After searching a while we found a perfect spot, the Kenneth W. Pixley Sr. Sportsmens Park – Sweat Creek Campground, part of the Washington State Forest, which is actually a hunting camp. The campground is basically a clearing in a pretty forest with some fire pits and a shelter, was donated by Mr. Pixley for use by sportsmen and is free.
This was the very end of hunting season and there was only one RV at the campground, along with one tent. And they left on our second day, so we had the place to ourselves. Just the peace and quiet we were seeking. We stayed put for several days. Check out my review of the campground here.
We ventured out briefly to a couple of nearby towns, including Winthrop, a Western-themed town, and also headed out to see the red moon one night. It was tough to find a perfect viewpoint, but we did see the eclipse and the stars were beautiful that night.
We were still a bit far from the North Cascades National Park so we moved to another campground, the Grandy Lake Campground. Check out my review of this campground here.
We drove the “Cascades Loop” and found delicious homemade ice cream at the Cascadian Farm Fruit Stand, along with a scarecrow-making area (although tempting, no we did not make a scarecrow). Even though we just did not have the energy to do the National Park justice it was really nice to stop for a bit.
So we continued our drive towards Seattle. After spending time in very remote areas this summer, it was a tough transition to the big city. So many cars, so many people. We camped at a casino about an hour from Seattle that was recommended by various other fulltimers, the Tulalip Casino. Check out my review of the casino here.
It was also time for laundry (lots of it), stocking up on groceries, trips to Costco and Target and for other errands. And scheduling windshield and sunroof replacement.

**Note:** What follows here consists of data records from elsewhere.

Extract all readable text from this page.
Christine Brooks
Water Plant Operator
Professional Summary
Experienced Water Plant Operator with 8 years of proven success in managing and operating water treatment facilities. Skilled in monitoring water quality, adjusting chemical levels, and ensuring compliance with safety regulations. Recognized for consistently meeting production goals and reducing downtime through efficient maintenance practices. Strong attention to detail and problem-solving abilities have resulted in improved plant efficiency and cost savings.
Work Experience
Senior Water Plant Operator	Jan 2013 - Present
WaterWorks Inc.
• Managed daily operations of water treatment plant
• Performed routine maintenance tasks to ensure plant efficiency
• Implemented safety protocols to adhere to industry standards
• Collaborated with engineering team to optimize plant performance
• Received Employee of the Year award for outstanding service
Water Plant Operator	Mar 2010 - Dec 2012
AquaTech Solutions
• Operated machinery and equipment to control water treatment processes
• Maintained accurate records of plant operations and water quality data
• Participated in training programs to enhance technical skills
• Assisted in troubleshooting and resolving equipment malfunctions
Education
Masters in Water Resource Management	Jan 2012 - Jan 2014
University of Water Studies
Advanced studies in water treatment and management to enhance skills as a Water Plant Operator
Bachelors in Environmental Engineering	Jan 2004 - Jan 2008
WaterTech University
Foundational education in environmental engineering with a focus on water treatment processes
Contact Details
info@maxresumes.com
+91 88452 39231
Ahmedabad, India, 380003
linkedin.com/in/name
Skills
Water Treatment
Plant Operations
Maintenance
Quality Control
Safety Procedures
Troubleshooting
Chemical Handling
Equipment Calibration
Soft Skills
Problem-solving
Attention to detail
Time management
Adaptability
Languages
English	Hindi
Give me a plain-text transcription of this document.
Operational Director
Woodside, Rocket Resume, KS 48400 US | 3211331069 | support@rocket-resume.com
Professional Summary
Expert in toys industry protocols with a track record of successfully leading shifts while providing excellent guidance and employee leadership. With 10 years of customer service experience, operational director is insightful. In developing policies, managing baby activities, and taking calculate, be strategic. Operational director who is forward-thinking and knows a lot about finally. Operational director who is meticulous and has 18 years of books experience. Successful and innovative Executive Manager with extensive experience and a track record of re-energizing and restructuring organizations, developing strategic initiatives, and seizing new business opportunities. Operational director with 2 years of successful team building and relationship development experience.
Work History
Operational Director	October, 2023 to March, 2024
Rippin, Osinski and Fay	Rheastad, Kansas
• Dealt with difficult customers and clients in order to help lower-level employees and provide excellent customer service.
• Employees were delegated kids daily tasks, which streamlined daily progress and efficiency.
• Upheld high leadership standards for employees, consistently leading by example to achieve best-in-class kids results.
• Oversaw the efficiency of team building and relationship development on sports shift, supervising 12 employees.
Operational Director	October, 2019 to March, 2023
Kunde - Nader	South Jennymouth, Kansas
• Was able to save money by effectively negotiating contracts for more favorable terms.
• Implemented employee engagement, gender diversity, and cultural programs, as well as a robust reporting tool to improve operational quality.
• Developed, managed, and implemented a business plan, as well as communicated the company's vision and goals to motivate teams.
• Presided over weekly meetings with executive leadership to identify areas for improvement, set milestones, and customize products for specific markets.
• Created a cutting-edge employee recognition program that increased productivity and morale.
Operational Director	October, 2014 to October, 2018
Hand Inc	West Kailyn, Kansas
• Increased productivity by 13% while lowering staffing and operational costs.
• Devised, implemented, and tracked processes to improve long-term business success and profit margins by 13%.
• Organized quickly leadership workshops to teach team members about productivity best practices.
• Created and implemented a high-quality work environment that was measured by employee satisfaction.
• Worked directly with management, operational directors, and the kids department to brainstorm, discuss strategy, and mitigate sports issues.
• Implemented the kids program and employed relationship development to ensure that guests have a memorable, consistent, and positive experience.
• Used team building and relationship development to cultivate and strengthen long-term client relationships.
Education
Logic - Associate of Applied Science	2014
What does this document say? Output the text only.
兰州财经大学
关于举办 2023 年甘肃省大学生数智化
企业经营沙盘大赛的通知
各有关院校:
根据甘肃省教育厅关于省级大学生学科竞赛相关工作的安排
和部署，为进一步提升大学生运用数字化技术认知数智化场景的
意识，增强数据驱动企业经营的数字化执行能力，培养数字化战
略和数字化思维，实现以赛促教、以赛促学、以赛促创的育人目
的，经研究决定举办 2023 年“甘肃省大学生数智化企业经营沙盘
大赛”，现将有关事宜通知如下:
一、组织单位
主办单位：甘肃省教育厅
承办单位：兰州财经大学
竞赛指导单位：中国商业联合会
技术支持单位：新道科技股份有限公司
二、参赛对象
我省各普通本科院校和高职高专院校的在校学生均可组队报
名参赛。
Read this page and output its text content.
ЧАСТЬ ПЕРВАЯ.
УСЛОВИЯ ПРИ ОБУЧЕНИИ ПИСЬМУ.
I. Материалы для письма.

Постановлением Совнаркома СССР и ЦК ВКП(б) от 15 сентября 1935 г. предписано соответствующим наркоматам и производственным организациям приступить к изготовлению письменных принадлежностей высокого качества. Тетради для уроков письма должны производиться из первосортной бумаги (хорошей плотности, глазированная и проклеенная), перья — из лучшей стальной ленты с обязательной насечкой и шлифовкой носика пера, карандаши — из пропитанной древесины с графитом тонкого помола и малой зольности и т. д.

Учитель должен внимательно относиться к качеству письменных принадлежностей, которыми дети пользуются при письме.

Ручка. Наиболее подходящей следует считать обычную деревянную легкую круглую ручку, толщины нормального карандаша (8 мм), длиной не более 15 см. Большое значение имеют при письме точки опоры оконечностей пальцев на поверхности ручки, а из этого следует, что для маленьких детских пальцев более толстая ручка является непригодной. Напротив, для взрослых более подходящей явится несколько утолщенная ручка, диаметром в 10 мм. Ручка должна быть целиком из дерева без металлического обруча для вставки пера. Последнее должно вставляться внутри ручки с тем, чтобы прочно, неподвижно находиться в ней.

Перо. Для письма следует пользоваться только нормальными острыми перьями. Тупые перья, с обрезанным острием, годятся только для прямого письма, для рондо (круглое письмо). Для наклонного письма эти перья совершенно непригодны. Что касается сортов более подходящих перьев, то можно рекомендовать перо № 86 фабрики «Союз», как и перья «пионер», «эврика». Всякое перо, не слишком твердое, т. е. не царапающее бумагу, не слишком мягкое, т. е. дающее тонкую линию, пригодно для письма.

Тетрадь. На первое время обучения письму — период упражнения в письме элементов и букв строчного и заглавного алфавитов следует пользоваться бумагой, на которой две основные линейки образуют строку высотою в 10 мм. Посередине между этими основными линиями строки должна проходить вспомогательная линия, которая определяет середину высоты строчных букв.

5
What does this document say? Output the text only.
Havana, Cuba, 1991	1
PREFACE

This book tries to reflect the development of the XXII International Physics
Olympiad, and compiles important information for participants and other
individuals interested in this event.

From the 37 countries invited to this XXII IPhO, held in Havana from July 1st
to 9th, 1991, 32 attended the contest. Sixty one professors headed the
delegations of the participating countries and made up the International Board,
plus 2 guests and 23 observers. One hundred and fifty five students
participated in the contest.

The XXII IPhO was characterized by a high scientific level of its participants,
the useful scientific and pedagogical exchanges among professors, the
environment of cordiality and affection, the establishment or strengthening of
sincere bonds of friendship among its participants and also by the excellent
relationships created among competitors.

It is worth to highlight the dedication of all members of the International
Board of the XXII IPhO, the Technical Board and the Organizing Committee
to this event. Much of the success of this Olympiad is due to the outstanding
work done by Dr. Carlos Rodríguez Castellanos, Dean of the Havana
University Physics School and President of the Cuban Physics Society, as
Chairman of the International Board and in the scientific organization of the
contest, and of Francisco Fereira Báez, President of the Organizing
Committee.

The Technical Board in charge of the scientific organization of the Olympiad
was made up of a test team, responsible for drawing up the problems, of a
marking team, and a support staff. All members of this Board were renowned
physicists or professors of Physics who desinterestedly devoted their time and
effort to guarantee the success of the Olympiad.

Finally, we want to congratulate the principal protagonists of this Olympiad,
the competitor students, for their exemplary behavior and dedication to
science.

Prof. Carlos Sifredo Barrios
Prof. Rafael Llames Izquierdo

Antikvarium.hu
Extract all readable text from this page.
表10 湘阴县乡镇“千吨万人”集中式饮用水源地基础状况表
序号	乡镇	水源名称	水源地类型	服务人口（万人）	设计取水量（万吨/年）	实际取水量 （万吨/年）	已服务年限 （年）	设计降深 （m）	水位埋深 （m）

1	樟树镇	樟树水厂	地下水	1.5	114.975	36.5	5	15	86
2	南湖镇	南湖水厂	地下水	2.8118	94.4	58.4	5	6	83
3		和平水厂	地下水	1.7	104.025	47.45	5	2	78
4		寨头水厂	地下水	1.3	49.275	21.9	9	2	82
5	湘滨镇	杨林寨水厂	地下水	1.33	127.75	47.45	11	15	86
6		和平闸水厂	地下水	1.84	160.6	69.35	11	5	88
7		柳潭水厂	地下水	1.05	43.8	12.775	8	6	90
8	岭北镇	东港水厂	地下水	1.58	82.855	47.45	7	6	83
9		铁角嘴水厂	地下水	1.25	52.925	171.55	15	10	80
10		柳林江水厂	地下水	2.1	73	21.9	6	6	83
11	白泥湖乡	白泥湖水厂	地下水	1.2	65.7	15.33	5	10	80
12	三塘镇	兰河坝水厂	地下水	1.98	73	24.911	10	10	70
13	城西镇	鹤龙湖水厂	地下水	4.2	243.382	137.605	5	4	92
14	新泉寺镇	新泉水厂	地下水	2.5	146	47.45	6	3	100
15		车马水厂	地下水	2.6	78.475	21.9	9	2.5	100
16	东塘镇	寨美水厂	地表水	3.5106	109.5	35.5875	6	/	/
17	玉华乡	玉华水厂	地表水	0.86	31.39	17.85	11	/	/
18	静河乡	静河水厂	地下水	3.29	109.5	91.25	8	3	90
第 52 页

And we did make time to see a few of the sights. We absolutely had to visit Pikes Place Market. Although it can be very touristy and somewhat expensive, there is lots food and cool stuff on offer there, and the people watching is lots of fun.
This area is always very entertaining. Fish mongers who throw fish, all sorts of interesting foods, little restaurants throughout, and lots of hustle and bustle.
We also made time to see some friends. We met with my friend Veronica and her husband Carl at a brewpub and caught up on our lives since we saw them last year. Afterwards we walked around downtown Seattle and had an absolutely fabulous Turkish latte at a local coffee shop. Our time together was short but fun.
He always says that Angel is a real chick magnet 🙂
We also cruised the waterfront for some night images of the Seattle Great Wheel.
Note: I began to write a summary post of our Alaska adventure, but it quickly became very long and cumbersome post. I am now thinking about writing an e-book about Alaska, something I considered before the summer. The book would include information about our route, our experiences, tips and more. I would love to hear any thoughts that you blog readers have on this idea.